Despite being competitive against the toughest schedule in the country, Penn State is 11-14 overall.

The Lions went 7-12 in the Big Ten, 8-13 if you include the two games in the conference tournament.

That’s not good enough. Certainly not when considering how horribly inconsistent this team has been, not just from game to game, but within many individual games. The Lions have epitomized Jekyll & Hyde with their schizophrenic play, and it happened again in Thursday’s loss to Wisconsin.

Penn State was up, 24-16. Then got outscored by 26 points over the next 20 minutes, to trail 66-48. Then the Lions nearly erased all of an 18-point deficit.

Bottom line is, it’s time to go get a new coach.

Now, as I’ve written on several occasions, Penn State fans need to be fully prepared for what’s going to happen next.
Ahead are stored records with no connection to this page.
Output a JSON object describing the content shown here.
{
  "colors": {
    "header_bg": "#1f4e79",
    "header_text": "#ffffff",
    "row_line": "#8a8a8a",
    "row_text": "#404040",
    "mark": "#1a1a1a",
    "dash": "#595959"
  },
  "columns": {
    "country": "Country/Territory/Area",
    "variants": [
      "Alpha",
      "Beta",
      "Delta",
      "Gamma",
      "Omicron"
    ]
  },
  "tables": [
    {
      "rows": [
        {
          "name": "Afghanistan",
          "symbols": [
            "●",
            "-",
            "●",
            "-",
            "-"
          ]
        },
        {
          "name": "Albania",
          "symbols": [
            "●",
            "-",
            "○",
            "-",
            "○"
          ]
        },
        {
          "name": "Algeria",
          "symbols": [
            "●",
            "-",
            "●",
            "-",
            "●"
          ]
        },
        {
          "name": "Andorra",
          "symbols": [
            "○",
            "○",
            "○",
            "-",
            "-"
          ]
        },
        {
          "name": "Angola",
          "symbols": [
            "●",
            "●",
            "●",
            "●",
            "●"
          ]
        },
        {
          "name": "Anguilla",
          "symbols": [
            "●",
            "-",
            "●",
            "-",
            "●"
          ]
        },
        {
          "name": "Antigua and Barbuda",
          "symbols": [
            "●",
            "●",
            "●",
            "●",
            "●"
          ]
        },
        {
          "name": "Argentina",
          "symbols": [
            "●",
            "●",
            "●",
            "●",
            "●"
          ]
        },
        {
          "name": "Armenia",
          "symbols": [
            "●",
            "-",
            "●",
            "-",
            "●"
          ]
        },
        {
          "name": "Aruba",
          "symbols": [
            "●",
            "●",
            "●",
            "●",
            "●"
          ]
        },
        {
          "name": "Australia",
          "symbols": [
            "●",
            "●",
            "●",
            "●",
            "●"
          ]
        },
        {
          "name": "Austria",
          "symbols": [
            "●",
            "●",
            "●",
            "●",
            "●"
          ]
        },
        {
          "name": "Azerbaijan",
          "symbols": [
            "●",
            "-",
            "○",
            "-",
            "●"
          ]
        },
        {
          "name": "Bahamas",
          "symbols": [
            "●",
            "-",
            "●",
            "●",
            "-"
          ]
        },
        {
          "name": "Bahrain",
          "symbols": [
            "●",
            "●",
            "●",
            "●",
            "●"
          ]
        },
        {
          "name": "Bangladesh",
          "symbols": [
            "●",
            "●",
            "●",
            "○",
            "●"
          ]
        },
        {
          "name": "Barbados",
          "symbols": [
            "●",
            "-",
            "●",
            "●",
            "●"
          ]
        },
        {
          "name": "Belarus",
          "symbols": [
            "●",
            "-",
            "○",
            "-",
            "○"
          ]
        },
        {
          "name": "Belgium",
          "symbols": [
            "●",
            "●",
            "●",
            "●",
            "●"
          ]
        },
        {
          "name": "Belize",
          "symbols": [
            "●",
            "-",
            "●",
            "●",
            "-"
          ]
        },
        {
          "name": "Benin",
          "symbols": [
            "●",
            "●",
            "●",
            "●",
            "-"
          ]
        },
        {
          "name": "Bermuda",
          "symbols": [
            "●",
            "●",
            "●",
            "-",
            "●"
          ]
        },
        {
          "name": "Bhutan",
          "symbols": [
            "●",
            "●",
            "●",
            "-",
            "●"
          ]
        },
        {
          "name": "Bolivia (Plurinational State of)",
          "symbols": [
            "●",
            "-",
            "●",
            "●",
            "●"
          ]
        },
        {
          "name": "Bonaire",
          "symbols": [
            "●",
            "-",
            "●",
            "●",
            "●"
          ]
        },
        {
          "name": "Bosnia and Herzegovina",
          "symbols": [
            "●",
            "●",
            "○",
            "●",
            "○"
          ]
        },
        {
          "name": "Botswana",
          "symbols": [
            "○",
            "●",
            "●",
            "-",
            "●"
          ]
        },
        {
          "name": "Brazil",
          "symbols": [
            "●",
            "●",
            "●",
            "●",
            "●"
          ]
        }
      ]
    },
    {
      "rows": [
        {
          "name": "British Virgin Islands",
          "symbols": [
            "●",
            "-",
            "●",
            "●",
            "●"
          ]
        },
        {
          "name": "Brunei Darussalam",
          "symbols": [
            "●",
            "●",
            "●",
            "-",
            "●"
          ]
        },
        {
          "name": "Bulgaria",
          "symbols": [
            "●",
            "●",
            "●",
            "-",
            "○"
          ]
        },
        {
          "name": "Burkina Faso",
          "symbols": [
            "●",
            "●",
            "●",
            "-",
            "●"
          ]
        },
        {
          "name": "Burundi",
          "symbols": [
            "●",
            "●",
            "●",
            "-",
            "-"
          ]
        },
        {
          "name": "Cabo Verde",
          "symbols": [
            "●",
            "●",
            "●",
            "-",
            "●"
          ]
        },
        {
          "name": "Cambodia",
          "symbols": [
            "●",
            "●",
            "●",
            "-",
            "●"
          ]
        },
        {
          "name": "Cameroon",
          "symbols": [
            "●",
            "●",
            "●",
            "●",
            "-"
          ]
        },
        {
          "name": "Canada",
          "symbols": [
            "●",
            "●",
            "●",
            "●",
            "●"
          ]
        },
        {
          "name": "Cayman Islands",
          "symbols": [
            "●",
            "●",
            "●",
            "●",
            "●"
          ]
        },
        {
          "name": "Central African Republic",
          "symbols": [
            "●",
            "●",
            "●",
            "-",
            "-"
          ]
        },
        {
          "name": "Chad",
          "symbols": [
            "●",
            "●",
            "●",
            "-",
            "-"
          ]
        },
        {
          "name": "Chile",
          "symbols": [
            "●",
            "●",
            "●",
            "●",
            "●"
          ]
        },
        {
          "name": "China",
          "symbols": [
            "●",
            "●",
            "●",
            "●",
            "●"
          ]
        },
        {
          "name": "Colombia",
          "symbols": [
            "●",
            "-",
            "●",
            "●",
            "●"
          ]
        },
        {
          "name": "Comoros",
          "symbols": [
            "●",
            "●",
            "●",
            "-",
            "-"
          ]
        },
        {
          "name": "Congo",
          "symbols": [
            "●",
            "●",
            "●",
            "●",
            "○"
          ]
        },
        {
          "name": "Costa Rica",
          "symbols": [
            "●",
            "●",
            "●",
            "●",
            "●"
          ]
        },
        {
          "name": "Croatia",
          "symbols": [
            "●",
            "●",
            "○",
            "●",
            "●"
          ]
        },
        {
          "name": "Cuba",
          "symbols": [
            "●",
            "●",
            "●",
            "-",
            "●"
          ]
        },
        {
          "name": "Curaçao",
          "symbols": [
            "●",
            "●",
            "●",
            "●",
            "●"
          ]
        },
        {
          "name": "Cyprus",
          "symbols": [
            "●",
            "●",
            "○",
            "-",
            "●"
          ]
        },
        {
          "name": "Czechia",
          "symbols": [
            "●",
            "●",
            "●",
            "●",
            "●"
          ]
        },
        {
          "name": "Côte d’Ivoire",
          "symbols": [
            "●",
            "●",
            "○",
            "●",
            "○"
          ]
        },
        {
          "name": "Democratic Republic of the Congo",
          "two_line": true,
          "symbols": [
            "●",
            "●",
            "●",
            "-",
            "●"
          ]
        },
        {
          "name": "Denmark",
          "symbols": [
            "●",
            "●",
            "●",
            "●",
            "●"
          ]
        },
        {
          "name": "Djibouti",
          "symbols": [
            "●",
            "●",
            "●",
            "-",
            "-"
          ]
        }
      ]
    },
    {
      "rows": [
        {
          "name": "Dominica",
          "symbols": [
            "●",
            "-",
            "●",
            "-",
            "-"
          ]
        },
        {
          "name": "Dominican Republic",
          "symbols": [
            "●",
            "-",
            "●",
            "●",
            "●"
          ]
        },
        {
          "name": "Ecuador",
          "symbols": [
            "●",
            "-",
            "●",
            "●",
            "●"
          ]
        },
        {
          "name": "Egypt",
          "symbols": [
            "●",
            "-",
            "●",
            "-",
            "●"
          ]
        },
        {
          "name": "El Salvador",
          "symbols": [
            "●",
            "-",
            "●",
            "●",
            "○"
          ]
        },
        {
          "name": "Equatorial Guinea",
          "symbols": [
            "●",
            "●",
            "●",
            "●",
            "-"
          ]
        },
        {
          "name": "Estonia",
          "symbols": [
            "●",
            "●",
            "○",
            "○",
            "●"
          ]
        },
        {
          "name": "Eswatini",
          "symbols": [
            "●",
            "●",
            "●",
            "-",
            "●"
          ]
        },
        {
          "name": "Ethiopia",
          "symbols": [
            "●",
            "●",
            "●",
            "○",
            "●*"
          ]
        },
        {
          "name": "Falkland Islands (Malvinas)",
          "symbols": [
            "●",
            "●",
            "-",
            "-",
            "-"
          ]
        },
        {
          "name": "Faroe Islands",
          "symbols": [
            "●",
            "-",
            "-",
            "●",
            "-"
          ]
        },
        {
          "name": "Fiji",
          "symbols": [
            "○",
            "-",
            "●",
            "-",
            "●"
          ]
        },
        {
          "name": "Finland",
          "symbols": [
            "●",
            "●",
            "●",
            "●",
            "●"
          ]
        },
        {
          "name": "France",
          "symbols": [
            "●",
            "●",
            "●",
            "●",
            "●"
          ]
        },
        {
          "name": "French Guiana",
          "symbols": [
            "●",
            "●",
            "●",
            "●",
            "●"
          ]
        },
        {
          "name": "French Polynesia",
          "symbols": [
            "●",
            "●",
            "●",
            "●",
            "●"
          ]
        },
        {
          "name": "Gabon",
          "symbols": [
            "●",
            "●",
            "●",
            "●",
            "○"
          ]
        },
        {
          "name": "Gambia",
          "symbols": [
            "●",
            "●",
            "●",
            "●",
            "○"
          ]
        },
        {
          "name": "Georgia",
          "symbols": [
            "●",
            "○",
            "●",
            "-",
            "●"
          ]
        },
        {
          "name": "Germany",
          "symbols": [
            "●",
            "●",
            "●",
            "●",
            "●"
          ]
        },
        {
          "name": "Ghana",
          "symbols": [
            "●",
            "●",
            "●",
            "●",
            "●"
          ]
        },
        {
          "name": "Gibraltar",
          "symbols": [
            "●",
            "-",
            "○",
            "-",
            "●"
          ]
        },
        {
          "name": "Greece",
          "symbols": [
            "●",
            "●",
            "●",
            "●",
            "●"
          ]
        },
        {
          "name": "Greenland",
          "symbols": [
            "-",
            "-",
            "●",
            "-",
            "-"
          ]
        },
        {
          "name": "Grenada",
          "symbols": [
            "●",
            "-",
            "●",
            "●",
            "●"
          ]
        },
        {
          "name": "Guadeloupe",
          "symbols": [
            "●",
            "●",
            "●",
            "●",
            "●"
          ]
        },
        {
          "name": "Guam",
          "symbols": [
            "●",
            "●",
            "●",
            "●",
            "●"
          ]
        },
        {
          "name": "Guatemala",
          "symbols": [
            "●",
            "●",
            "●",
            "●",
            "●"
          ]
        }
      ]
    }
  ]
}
There is every reason to believe that some — or many — of the best players on this team will transfer during the offseason. They’re pissed off at the administration for how it handled the Chambers situation, which made this entire COVID-plagued season even more difficult than it’s been for other college teams around the country.

No matter who PSU hires, there’s a very good chance the team is going to be flat out terrible for a year or two. Maybe it won’t be so bad if the next coach can convince some of the best players to return, but that seems like a slim possibility.

The next coach needs to be given a few years to rebuild, with the hope that what comes out on the other end will be a more polished product that not only can compete night in and night out, but actually win more games.

Chambers was doing a nice job of all that before he got himself into the mess he did, which led to him getting ousted.

There are some good players on this team who will be highly sought after this offseason if they enter the transfer portal. But maybe the next coach will be able to lure some other quality players from the portal and offer them a chance to play a lot at a Big Ten school.

Along with Ferry, I have a lot of respect for the players on this PSU team for how they continued to come out and compete at a high level all season, despite having so many things go against them, including a number of crushing losses in close games. It really would have been cool to see them rewarded with an NCAA Tournament appearance.

But since it’s now clear that will not happen, we all need to start preparing for the future of Penn State basketball. And that future must include a new head coach.